The interior cutthroat trout (O. clarki subsp.) of western North America have declined to a fraction of their native range as a result of habitat loss and hybridization with introduced rainbow trout (O. mykiss). In collaboration with David Cowley at New Mexico State University, Jessica Metcalf and Andrew Martin at the University of Colorado, John Carlos Garza at the Southwest Fisheries Science Center and Mary Peacock at the University of Nevada, I used population genetic approaches to guide cutthroat trout management. My work showed that population fragmentation has had important genetic consequences; that a signature of evolutionary independence can be retained between drainages despite large scale transplants of fish between them; but that such historic transplants could also result in populations being mis-identified and containing unexpected genetic contributions from other cutthroat subspecies. I also found that levels of non-native introgression estimated using existing non-diagnostic markers such as microsatellites varied with the statistical method and pure reference sample used. This conflicted with recommendations placing cutthroat trout populations into different management categories based on threshold introgression levels. To address this problem, I subsequently developed a large set of SNP markers diagnostic between rainbow trout and all cutthroat trout subspecies.

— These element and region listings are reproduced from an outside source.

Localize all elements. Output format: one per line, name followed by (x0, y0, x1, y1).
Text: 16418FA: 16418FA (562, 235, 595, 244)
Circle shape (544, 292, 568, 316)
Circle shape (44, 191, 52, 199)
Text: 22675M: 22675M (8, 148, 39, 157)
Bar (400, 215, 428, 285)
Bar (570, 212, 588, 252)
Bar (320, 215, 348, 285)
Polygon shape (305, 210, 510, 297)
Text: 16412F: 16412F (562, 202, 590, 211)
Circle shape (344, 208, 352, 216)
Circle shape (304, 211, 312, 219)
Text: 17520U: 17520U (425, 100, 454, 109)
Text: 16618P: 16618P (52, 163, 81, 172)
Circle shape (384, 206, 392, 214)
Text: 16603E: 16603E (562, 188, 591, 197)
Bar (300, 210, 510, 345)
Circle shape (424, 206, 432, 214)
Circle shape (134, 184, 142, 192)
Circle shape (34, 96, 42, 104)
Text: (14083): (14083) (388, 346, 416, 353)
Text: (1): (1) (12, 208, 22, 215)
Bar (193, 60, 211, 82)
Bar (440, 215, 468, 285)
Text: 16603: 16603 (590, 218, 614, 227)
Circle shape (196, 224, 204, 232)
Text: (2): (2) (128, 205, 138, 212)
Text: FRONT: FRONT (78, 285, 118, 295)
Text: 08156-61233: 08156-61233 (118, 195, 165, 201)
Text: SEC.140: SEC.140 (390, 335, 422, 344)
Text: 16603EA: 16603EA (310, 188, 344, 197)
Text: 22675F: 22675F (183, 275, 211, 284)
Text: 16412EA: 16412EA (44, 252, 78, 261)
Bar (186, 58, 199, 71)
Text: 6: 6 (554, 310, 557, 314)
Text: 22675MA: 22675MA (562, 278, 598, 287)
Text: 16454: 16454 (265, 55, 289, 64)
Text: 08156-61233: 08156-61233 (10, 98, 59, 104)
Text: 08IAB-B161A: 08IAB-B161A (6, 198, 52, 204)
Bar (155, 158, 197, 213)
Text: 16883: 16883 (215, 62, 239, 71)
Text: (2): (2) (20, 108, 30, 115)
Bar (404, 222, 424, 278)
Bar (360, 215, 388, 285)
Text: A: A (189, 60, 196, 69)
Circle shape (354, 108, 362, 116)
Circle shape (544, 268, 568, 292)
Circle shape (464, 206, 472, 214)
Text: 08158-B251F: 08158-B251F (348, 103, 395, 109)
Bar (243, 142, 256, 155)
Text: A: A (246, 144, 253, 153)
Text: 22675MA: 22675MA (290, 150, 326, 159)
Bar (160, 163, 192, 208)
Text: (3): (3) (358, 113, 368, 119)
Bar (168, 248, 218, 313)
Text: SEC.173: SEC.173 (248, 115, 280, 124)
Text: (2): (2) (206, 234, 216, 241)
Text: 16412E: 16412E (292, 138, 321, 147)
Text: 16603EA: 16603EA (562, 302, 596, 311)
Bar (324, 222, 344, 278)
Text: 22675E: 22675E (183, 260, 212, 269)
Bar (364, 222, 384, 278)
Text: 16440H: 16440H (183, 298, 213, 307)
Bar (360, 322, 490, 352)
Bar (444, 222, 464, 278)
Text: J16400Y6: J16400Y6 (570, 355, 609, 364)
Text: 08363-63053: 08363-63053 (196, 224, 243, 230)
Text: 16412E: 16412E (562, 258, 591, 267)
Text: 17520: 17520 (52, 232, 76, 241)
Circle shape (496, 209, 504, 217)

Although introgressive hybridization with introduced taxa is a threat to many species of conservation concern, the consequences of this hybridization are difficult to predict. Examining the outcomes of inter-population hybridization in the laboratory can both inform the management of such threatened taxa, and shed light on genomic interactions that contribute to reproductive barriers between species. I undertook this work with Suzanne Edmands at the University of Southern California, using the intertidal copepod Tigriopus californicus - an important model for outbreeding depression. Genotypic deviations from Hardy-Weinberg equilibrium in controlled crosses between populations suggested that hybrid fitness was influenced both by nuclear-nuclear epistatic interactions and by the presence of deleterious recessive alleles in the parental populations. Genomic outcomes in long term, freely mating, hybrid swarms partly reflected random factors: variation among replicates in the initial contribution of pure parents, and genetic drift. Thus, the outcome of a hybridization event in nature may not be predictable. However, deterministic factors were also important: where pure parents exhibited differential fitness in the lab, genetic material from the fitter population rapidly dominated a swarm. Thus, an invasive species that is more fit in the local environment may rapidly cause 'genetic swamping' of the native population. Different parts of the genome exhibited differential patterns of introgression, which could be strikingly similar across replicate swarms and reflected the genotypic distortion previously observed in controlled crosses. This suggested that deleterious genotypic combinations were removed by selection over time - correspondingly, hybrid swarms showed no long-term decrease in fitness compared to their pure parents. Thus, even with reduced fitness in initial generations, populations may be able to recover from the deleterious effects of non-native introgression.